This is a love story. This is a story about fathers and sons. This is a story about families. This is a story about war and peace. This is a story about tree spaceships and magic aliens and talking cats.
Volume 1 of Saga introduced us to all the characters: Marko and Alana and their newborn child, who are being hunted as traitors and miscegenators across the universe by both sides of a never-ending galactic war; killer for hire The Will and his truth-telling cat; and Prince Robot IV, a walking TV set and prince of the Robot Nation, who has been tasked by the Robot royal family with hunting down Alana and Marko before he is allowed to come home to his own wife and unborn child.
If the first volume sets the stage, this one brings the players together and gives you an idea of where the story will be going from here. Marko and Alana on their spaceship, where Hazel will spend her childhood. And who shows up but her grandparents, Marko’s mother and father, who are to say the least, shocked to find that their son has reproduced with the enemy. This was my favorite storyline in the book. I fell in love with Marko’s father, Barr, who has some great bonding scenes with Alana and baby Hazel, as Marko and his mother are off rescuing their ghost babysitter (long story, involves a giant’s balls). Interspersed with present day events are flashbacks to how Marko and Alana met, which involves him being a shirtless prisoner, and her reading a romance novel which is secretly a pacifist manifesto in disguise. It’s wonderful.

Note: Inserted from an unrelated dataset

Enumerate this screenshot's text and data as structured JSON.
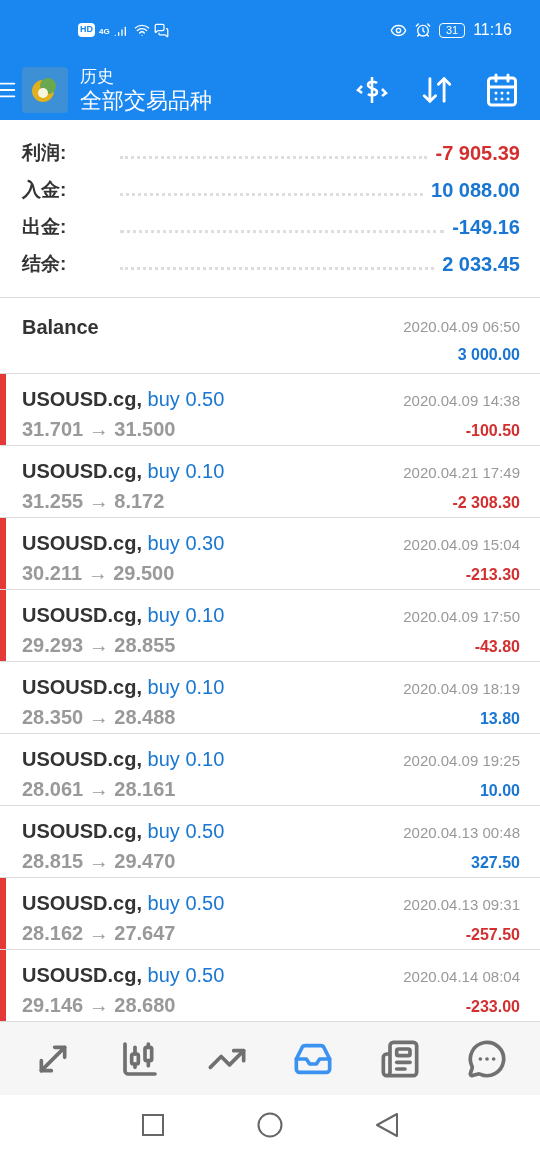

The Will’s story is intriguing, too, as Marko’s ex-fiance Gwendolyn joins up with him, and together they rescue Slave Girl from the first book, which forces The Will out of his mourning for his dead lover/ex-partner, the Stalk. And then there’s Prince Robot (whose TV screen shows some weird weird stuff sometimes), who believes that Alana and Marko will be heading to meet the author of the book that brought them together.
This volume was just as good as the first one. I can’t wait to see where this story ends up.